Я сползла с матраса и полулежа на полу привалилась спиной к каркасу кровати, отчего заныл позвоночник. Вновь расфокусировала зрение и принялась рассматривать слова на стене. Молния. Дельты рек. Материки. Болота, видимые из иллюминатора самолета. Длинные ряды книг, много книг, и едва слышный шепот, снова и снова повторяющий мое имя: «Гэмбл, гэмбл, гэмбл, гэмбл…»
Я резко очнулась, когда бокал вина стал выскальзывать у меня из руки.
– Черт, – пробормотала я. Должно быть, уснула. Мне снился сон, и где-то на его задворках маячил ответ, который теперь исчезал. Как и половина моего бокала с вином – толстый ворс ковра потребовал принести напиток в жертву. – Черт, – на этот раз громче повторила я, когда окружавшая меня обстановка обрела четкие очертания.
Быстро вскочив на ноги, притащила из ванной полотенце. К тому времени, как я стояла на коленях и прижимала ткань к расплывающемуся винному пятну, нить сна окончательно от меня ускользнула. В памяти осталась лишь мысль, что это было… важно.
Я подняла полотенце, чтобы проверить состояние ковра. Пятно практически исчезло, только виднелись бледно-розовые разводы. Тогда я сложила полотенце по новой и, как если бы проводила сердечно-легочную реанимацию, прижала его к ковру, пытаясь впитать остатки вина и надеясь, что мне не придется никуда идти и покупать специальное средство для уборки. Тут мне кое-что бросилось в глаза.
Даже не знаю, как я ее заметила. С того ракурса это было невозможно. Уже позже я сотни раз прокручивала это событие у себя в голове: тень под кроватью ни в коем случае не могла привлечь мое внимание. Однако это произошло. Я снова бросила туда взгляд. Нагнулась, упершись локтями в несчастное, пропитанное вином полотенце. Сердце трепетало в груди: так бывало в детстве всякий раз, когда ты заглядывал под кровать в полной уверенности, что там прячутся чудовища и убийцы.
Я не должна была ее увидеть. Мне пришлось тянуться довольно далеко, только чтобы кончиками пальцев коснуться края маленькой книги.
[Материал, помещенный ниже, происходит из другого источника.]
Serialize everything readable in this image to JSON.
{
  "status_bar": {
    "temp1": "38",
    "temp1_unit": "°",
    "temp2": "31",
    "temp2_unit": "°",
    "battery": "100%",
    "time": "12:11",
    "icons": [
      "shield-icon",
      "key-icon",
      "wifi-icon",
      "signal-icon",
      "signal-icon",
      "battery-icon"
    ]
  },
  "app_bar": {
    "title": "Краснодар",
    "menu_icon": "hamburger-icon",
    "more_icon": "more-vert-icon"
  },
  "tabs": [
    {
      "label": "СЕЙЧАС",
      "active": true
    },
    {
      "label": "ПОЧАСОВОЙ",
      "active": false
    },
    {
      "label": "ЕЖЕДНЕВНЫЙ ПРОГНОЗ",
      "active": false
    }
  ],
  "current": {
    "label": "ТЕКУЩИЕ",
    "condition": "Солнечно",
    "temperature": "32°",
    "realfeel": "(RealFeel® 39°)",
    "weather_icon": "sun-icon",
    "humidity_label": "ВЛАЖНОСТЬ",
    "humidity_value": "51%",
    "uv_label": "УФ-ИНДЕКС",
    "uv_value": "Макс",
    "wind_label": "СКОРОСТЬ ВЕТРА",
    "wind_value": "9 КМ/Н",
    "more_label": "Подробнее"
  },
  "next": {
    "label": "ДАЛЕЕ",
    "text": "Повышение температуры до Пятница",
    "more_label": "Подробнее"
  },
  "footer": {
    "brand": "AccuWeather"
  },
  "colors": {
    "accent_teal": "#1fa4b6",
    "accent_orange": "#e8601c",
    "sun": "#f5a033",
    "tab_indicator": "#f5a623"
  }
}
Стоило извлечь ее на свет, как я напрочь забыла о пролитом вине. Передо мной был дневник в мягком переплете из черной крапчатой кожи. Его поверхность покрывали отметины и потертости – результат старения, а не фабричной печати. Я пролистала неровные страницы, которые от времени вздулись и помялись. На внутренней стороне обложки не было инициалов, не нашлось и вкладки с надписью «Этот дневник принадлежит…» Однако все страницы, от корки до корки, были исписаны убористым почерком. Когда я просмотрела дневник от первой до последней строчки, заметила: ручка несколько раз менялась, а даты записей охватывали период практически в восемь лет.
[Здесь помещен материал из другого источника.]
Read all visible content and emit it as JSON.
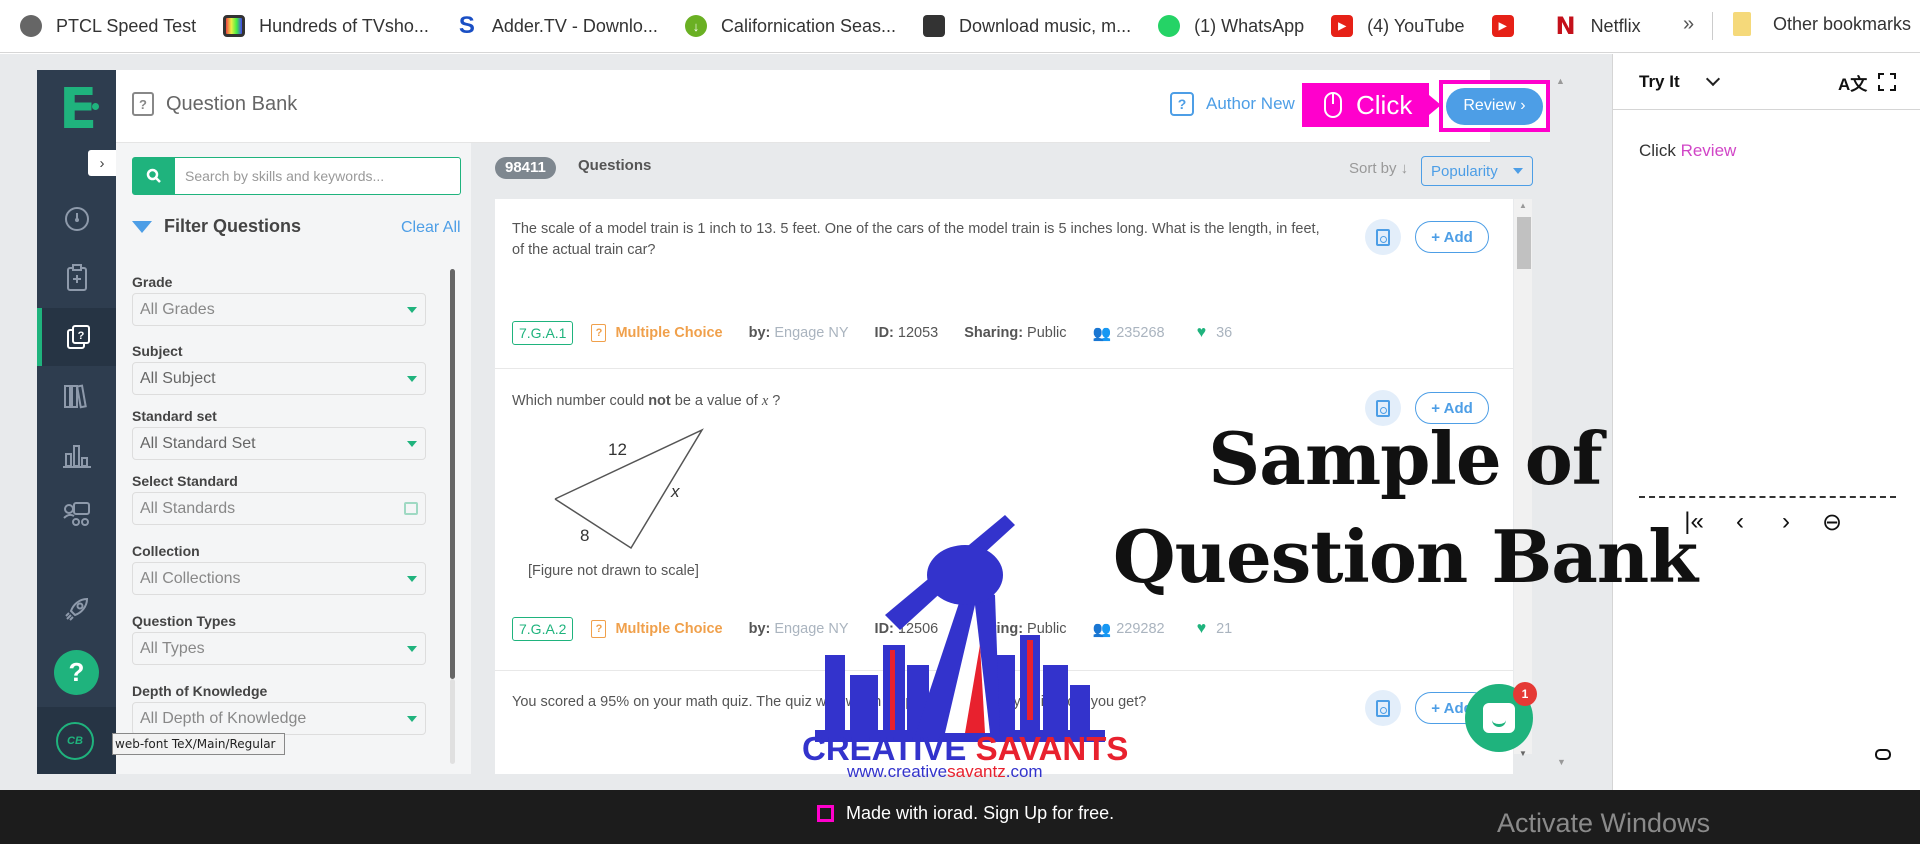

Следовало бы сказать, что первой моей мыслью было: это главная улика. Наверняка это дневник Сильвии или хотя бы ее ежедневник. Или что в первую очередь я подумала, как эта книга поможет мне в понимании личности мертвой женщины, в чьей квартире я сидела на корточках. Но, по правде говоря, как только я увидела мелькнувшие в дневнике символы – некоторые из них узнала из курса химии в старшей школе, а остальные даже не смогла понять, – то мгновенно… захотела эту книгу. Я хотела ее больше всего на свете.
В тот миг мне даже в голову не пришло, что она принадлежит ей. Я ее нашла, а потому сейчас она была моей.
При виде имени Сильвии на одной из последних страниц мое чувство собственничества было оправдано. Это зацепка. Улика. А от улик нельзя отказываться.
Я швырнула полотенце в коридор через открытую дверь спальни. Оно приземлилось на полу ванной с мокрым шлепком. Затем, даже не взглянув на ковер, где до этого лежала тряпка, я прислонилась спиной к матрасу, открыла дневник и начала читать.

 

 

На следующее утро я проснулась поздно; кожу покалывало. Я по-прежнему опиралась на матрас, зад от долгого сидения на полу онемел. Дневник был открыт на странице, которую я читала, прежде чем уснуть: на записи, сделанной несколько лет назад. Верхняя часть страницы чернела плотными строчками символов, стрелками, соединяющими нечто, похожее на уравнения, и записанными крест-накрест цифрами, которые могли означать что угодно. Все это было похоже на записки сумасшедшего. Зато нижнюю часть страницы занимал абсолютно адекватный текст. Я читала его, пока готовила кофе, в одной руке держа дневник, а другой – проливая воду на стол.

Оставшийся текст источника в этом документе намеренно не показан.